L’Espagne qui a la présidence tournante pendant le premier semestre 2010 avait manifesté la volonté de ne rien céder de ses prérogatives. Les sommets avec les pays tiers seront organisés chez elle, la réunion avec l’Amérique latine à Madrid, le deuxième sommet de l’Union pour la Méditerranée à Barcelone. Le sommet UE-Etats-Unis a été annulé à la suite de la défection de Barack Obama. Si Herman Van Rompuy, qui, selon les traités, est supposé représenter l’Union à l’extérieur, a été mis devant le fait accompli, c’est aussi parce que les présidences et leurs agendas sont préparés plusieurs mois à l’avance. Quand les Espagnols ont commencé à travailler sur leur présidence, il n’était pas du tout certain que le traité de Lisbonne serait ratifié avant la fin 2009 et que les nouvelles institutions seraient entrées en fonction. Les petites frictions, liées aux susceptibilités de chacun, s’expliquent par la nouveauté de la situation.

Mais dans cette période de transition, la présidence espagnole était susceptible de créer quelques précédents dont auraient pu se réclamer les présidences tournantes suivantes, peut-être au détriment des deux nouveaux postes créés par le traité de Lisbonne, le président « stable » du Conseil et le Haut représentant pour la politique étrangère. La gestion de la crise grecque n’a pas permis aux Espagnols d’affirmer haut et fort le rôle de la présidence tournante.
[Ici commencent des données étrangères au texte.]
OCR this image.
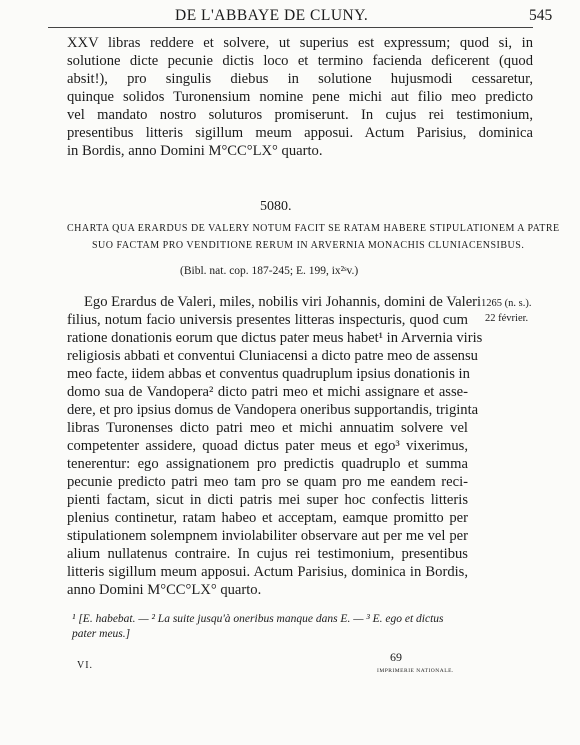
DE L'ABBAYE DE CLUNY.	545
XXV libras reddere et solvere, ut superius est expressum; quod si, in
solutione dicte pecunie dictis loco et termino facienda deficerent (quod
absit!), pro singulis diebus in solutione hujusmodi cessaretur,
quinque solidos Turonensium nomine pene michi aut filio meo predicto
vel mandato nostro soluturos promiserunt. In cujus rei testimonium,
presentibus litteris sigillum meum apposui. Actum Parisius, dominica
in Bordis, anno Domini M°CC°LX° quarto.
5080.
CHARTA QUA ERARDUS DE VALERY NOTUM FACIT SE RATAM HABERE STIPULATIONEM A PATRE
SUO FACTAM PRO VENDITIONE RERUM IN ARVERNIA MONACHIS CLUNIACENSIBUS.
(Bibl. nat. cop. 187-245; E. 199, ix²ˢv.)
1265 (n. s.).
22 février.
Ego Erardus de Valeri, miles, nobilis viri Johannis, domini de Valeri
filius, notum facio universis presentes litteras inspecturis, quod cum
ratione donationis eorum que dictus pater meus habet¹ in Arvernia viris
religiosis abbati et conventui Cluniacensi a dicto patre meo de assensu
meo facte, iidem abbas et conventus quadruplum ipsius donationis in
domo sua de Vandopera² dicto patri meo et michi assignare et asse-
dere, et pro ipsius domus de Vandopera oneribus supportandis, triginta
libras Turonenses dicto patri meo et michi annuatim solvere vel
competenter assidere, quoad dictus pater meus et ego³ vixerimus,
tenerentur: ego assignationem pro predictis quadruplo et summa
pecunie predicto patri meo tam pro se quam pro me eandem reci-
pienti factam, sicut in dicti patris mei super hoc confectis litteris
plenius continetur, ratam habeo et acceptam, eamque promitto per
stipulationem solempnem inviolabiliter observare aut per me vel per
alium nullatenus contraire. In cujus rei testimonium, presentibus
litteris sigillum meum apposui. Actum Parisius, dominica in Bordis,
anno Domini M°CC°LX° quarto.
¹ [E. habebat. — ² La suite jusqu'à oneribus manque dans E. — ³ E. ego et dictus
pater meus.]
VI.
69
IMPRIMERIE NATIONALE.
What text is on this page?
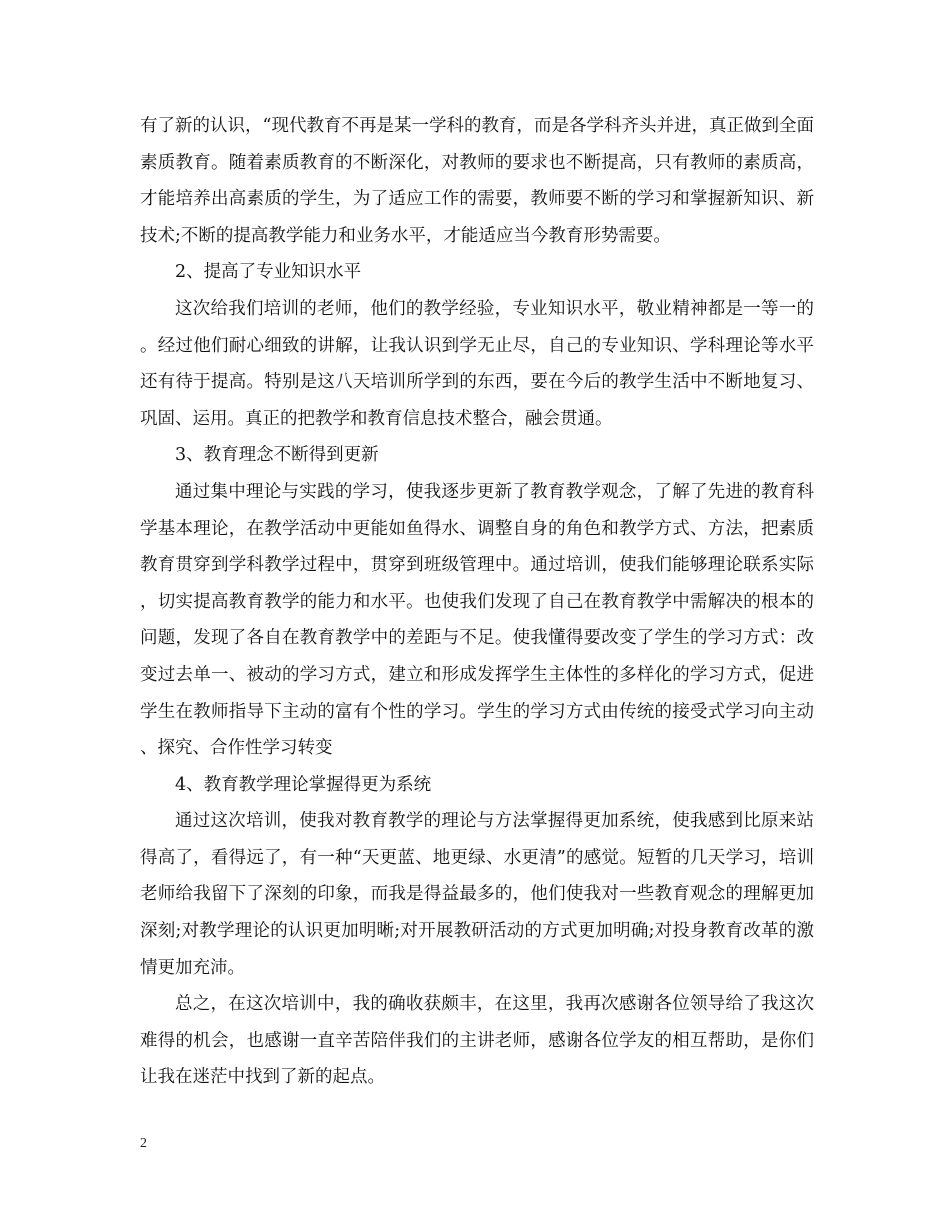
有了新的认识，“现代教育不再是某一学科的教育，而是各学科齐头并进，真正做到全面素质教育。随着素质教育的不断深化，对教师的要求也不断提高，只有教师的素质高，才能培养出高素质的学生，为了适应工作的需要，教师要不断的学习和掌握新知识、新技术;不断的提高教学能力和业务水平，才能适应当今教育形势需要。

2、提高了专业知识水平

这次给我们培训的老师，他们的教学经验，专业知识水平，敬业精神都是一等一的。经过他们耐心细致的讲解，让我认识到学无止尽，自己的专业知识、学科理论等水平还有待于提高。特别是这八天培训所学到的东西，要在今后的教学生活中不断地复习、巩固、运用。真正的把教学和教育信息技术整合，融会贯通。

3、教育理念不断得到更新

通过集中理论与实践的学习，使我逐步更新了教育教学观念，了解了先进的教育科学基本理论，在教学活动中更能如鱼得水、调整自身的角色和教学方式、方法，把素质教育贯穿到学科教学过程中，贯穿到班级管理中。通过培训，使我们能够理论联系实际，切实提高教育教学的能力和水平。也使我们发现了自己在教育教学中需解决的根本的问题，发现了各自在教育教学中的差距与不足。使我懂得要改变了学生的学习方式：改变过去单一、被动的学习方式，建立和形成发挥学生主体性的多样化的学习方式，促进学生在教师指导下主动的富有个性的学习。学生的学习方式由传统的接受式学习向主动、探究、合作性学习转变

4、教育教学理论掌握得更为系统

通过这次培训，使我对教育教学的理论与方法掌握得更加系统，使我感到比原来站得高了，看得远了，有一种“天更蓝、地更绿、水更清”的感觉。短暂的几天学习，培训老师给我留下了深刻的印象，而我是得益最多的，他们使我对一些教育观念的理解更加深刻;对教学理论的认识更加明晰;对开展教研活动的方式更加明确;对投身教育改革的激情更加充沛。

总之，在这次培训中，我的确收获颇丰，在这里，我再次感谢各位领导给了我这次难得的机会，也感谢一直辛苦陪伴我们的主讲老师，感谢各位学友的相互帮助，是你们让我在迷茫中找到了新的起点。

2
Troisième enseignement, sans doute le plus important : les attaques menées sur les marchés contre un pays membre de la zone euro ont souligné la nécessité d’une meilleure coordination entre les politiques budgétaires et économiques. Ce que la France réclame depuis 1991 et le traité de Maastricht sous le nom de « gouvernement économique européen ». Jusqu’à maintenant, l’Allemagne avait été en pointe pour refuser une telle expression. Elle y voyait une tentative de ces incorrigibles dirigistes français pour saper l’indépendance de la Banque centrale européenne. A Paris, on répliquait qu’il ne s’agissait que de doter l’institut monétaire européen d’un interlocuteur politique. Sans convaincre.
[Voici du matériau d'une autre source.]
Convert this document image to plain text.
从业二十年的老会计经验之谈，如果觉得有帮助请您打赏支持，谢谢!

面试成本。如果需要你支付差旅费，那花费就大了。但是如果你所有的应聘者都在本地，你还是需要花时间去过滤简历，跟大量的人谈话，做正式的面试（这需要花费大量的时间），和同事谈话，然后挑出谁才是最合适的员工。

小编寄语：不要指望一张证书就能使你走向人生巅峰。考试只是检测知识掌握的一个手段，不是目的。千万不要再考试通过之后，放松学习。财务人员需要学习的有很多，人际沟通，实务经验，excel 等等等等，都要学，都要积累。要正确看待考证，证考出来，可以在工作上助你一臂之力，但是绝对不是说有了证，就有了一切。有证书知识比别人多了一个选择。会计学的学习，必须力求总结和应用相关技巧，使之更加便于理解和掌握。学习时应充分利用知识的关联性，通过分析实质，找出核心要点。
La crise a amené Angela Merkel a changé d’avis. Après le conseil des ministres conjoint franco-allemand, elle a parlé pour la première fois d’un « véritable gouvernement économique européen ». Certes elle ne veut pas le limiter à la zone euro, comme elle avait déjà refusé, à l’automne 2008, une réunion régulière des chefs d’Etat et de gouvernement de l’eurogroupe que réclamait Nicolas Sarkozy. Il n’est pas sûr que Français et Allemands, s’ils emploient le même vocabulaire, donnent le même sens aux mêmes mots. Ce ne serait pas une première dans l’histoire de la construction européenne.
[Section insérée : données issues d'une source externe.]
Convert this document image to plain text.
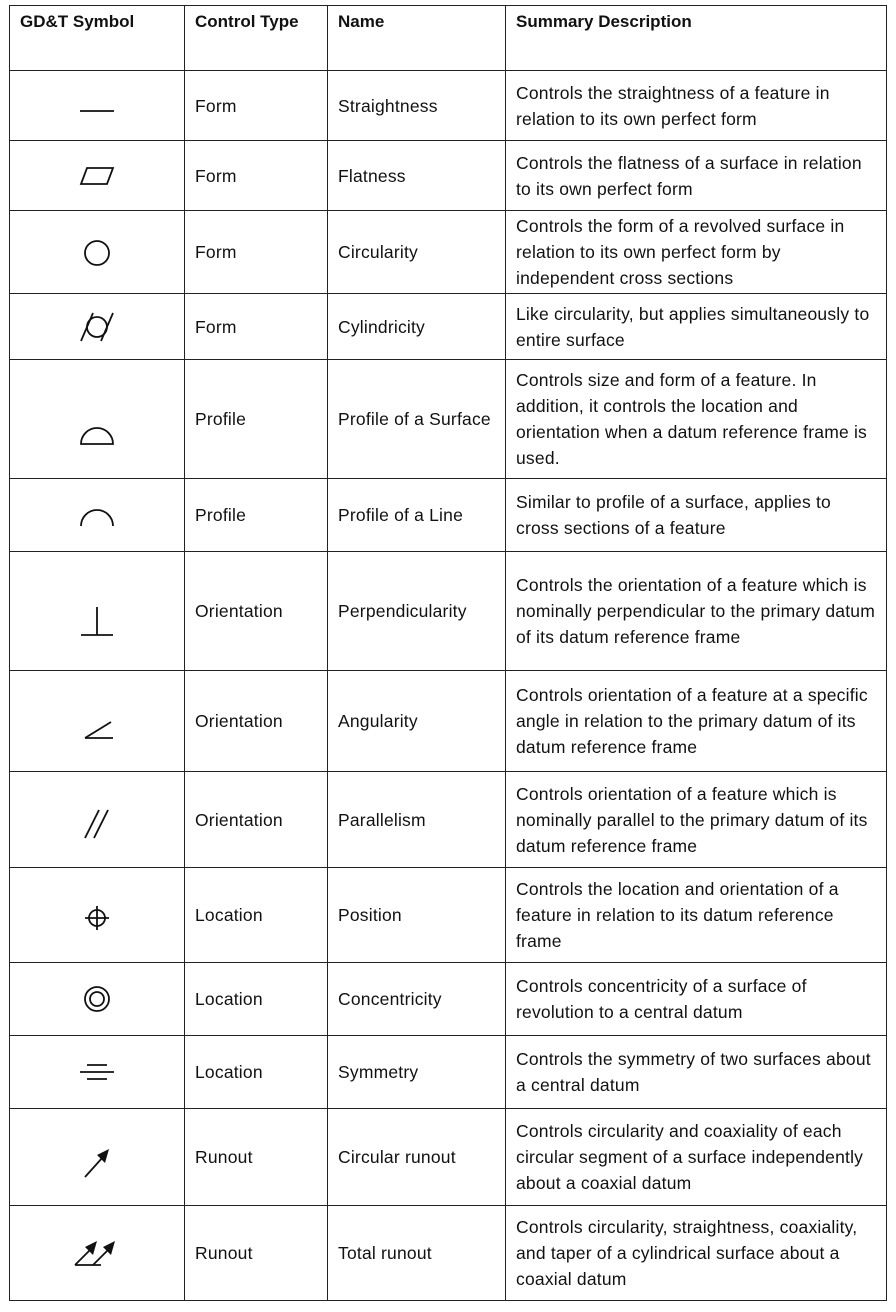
GD&T Symbol	Control Type	Name	Summary Description
	Form	Straightness	Controls the straightness of a feature in relation to its own perfect form
	Form	Flatness	Controls the flatness of a surface in relation to its own perfect form
	Form	Circularity	Controls the form of a revolved surface in relation to its own perfect form by independent cross sections
	Form	Cylindricity	Like circularity, but applies simultaneously to entire surface
	Profile	Profile of a Surface	Controls size and form of a feature. In addition, it controls the location and orientation when a datum reference frame is used.
	Profile	Profile of a Line	Similar to profile of a surface, applies to cross sections of a feature
	Orientation	Perpendicularity	Controls the orientation of a feature which is nominally perpendicular to the primary datum of its datum reference frame
	Orientation	Angularity	Controls orientation of a feature at a specific angle in relation to the primary datum of its datum reference frame
	Orientation	Parallelism	Controls orientation of a feature which is nominally parallel to the primary datum of its datum reference frame
	Location	Position	Controls the location and orientation of a feature in relation to its datum reference frame
	Location	Concentricity	Controls concentricity of a surface of revolution to a central datum
	Location	Symmetry	Controls the symmetry of two surfaces about a central datum
	Runout	Circular runout	Controls circularity and coaxiality of each circular segment of a surface independently about a coaxial datum
	Runout	Total runout	Controls circularity, straightness, coaxiality, and taper of a cylindrical surface about a coaxial datum
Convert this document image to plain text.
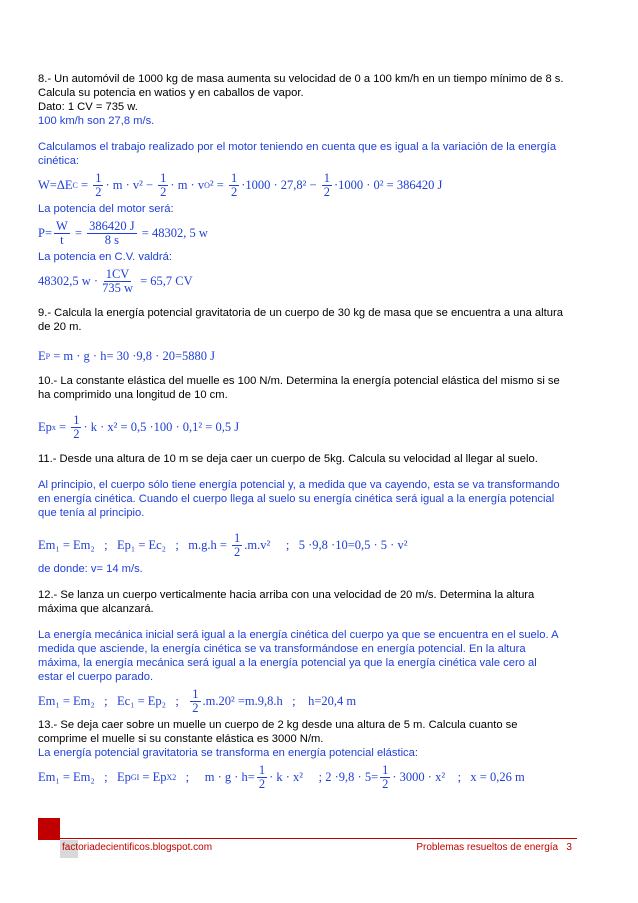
8.- Un automóvil de 1000 kg de masa aumenta su velocidad de 0 a 100 km/h en un tiempo mínimo de 8 s.

Calcula su potencia en watios y en caballos de vapor.

Dato: 1 CV = 735 w.

100 km/h son 27,8 m/s.

Calculamos el trabajo realizado por el motor teniendo en cuenta que es igual a la variación de la energía

cinética:

W=ΔE $C = \frac{1}{2} \cdot m \cdot v^2 - \frac{1}{2} \cdot m \cdot v$ O $^2 = \frac{1}{2} \cdot 1000 \cdot 27,8^2 - \frac{1}{2} \cdot 1000 \cdot 0^2 = 386420$ J

La potencia del motor será:

$P= \frac{W}{t} = \frac{386420 J}{8 s} = 48302$, 5 w

La potencia en C.V. valdrá:

48302,5 $w \cdot \frac{1CV}{735 w} = 65,7$ CV

9.- Calcula la energía potencial gravitatoria de un cuerpo de 30 kg de masa que se encuentra a una altura

de 20 m.

E P = m · g · h= 30 ·9,8 · 20=5880 J

10.- La constante elástica del muelle es 100 N/m. Determina la energía potencial elástica del mismo si se

ha comprimido una longitud de 10 cm.

Ep $x = \frac{1}{2} \cdot k \cdot x^2 = 0,5 \cdot 100 \cdot 0,1^2 = 0,5$ J

11.- Desde una altura de 10 m se deja caer un cuerpo de 5kg. Calcula su velocidad al llegar al suelo.

Al principio, el cuerpo sólo tiene energía potencial y, a medida que va cayendo, esta se va transformando

en energía cinética. Cuando el cuerpo llega al suelo su energía cinética será igual a la energía potencial

que tenía al principio.

Em₁ = Em₂   ;   Ep₁ = Ec₂   ;   $m.g.h = \frac{1}{2} .m.v^2$     ;   5 ·9,8 ·10=0,5 · 5 · v²

de donde: v= 14 m/s.

12.- Se lanza un cuerpo verticalmente hacia arriba con una velocidad de 20 m/s. Determina la altura

máxima que alcanzará.

La energía mecánica inicial será igual a la energía cinética del cuerpo ya que se encuentra en el suelo. A

medida que asciende, la energía cinética se va transformándose en energía potencial. En la altura

máxima, la energía mecánica será igual a la energía potencial ya que la energía cinética vale cero al

estar el cuerpo parado.

Em₁ = Em₂   ;   Ec₁ = Ep₂   ; $\frac{1}{2} .m.20^2 =m.9,8.h$   ;    h=20,4 m

13.- Se deja caer sobre un muelle un cuerpo de 2 kg desde una altura de 5 m. Calcula cuanto se

comprime el muelle si su constante elástica es 3000 N/m.

La energía potencial gravitatoria se transforma en energía potencial elástica:

Em₁ = Em₂   ;   Ep GI = Ep X2 ;     $m \cdot g \cdot h= \frac{1}{2} \cdot k \cdot x^2$     ; $2 \cdot 9,8 \cdot 5= \frac{1}{2} \cdot 3000 \cdot x^2$    ;   x = 0,26 m
factoriadecientificos.blogspot.com	Problemas resueltos de energía   3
Pour les Allemands c’est en tous cas un pas nouveau qui peut s’avérer décisif. La création, sous une forme ou sous une autre, d’un gouvernement économique marquerait une étape essentielle dans l’approfondissement de l’intégration européenne. Le Financial Times, qui n’est pas aussi anti-européen que la majorité des Britanniques, ne s’y est pas trompé. Dans son éditorial de samedi, il ne prend pas ouvertement position contre ce progrès de l’intégration mais il le juge si important qu’il ne devrait pas se produire en catimini. Il devrait être soumis à la décision des peuples de l’Europe.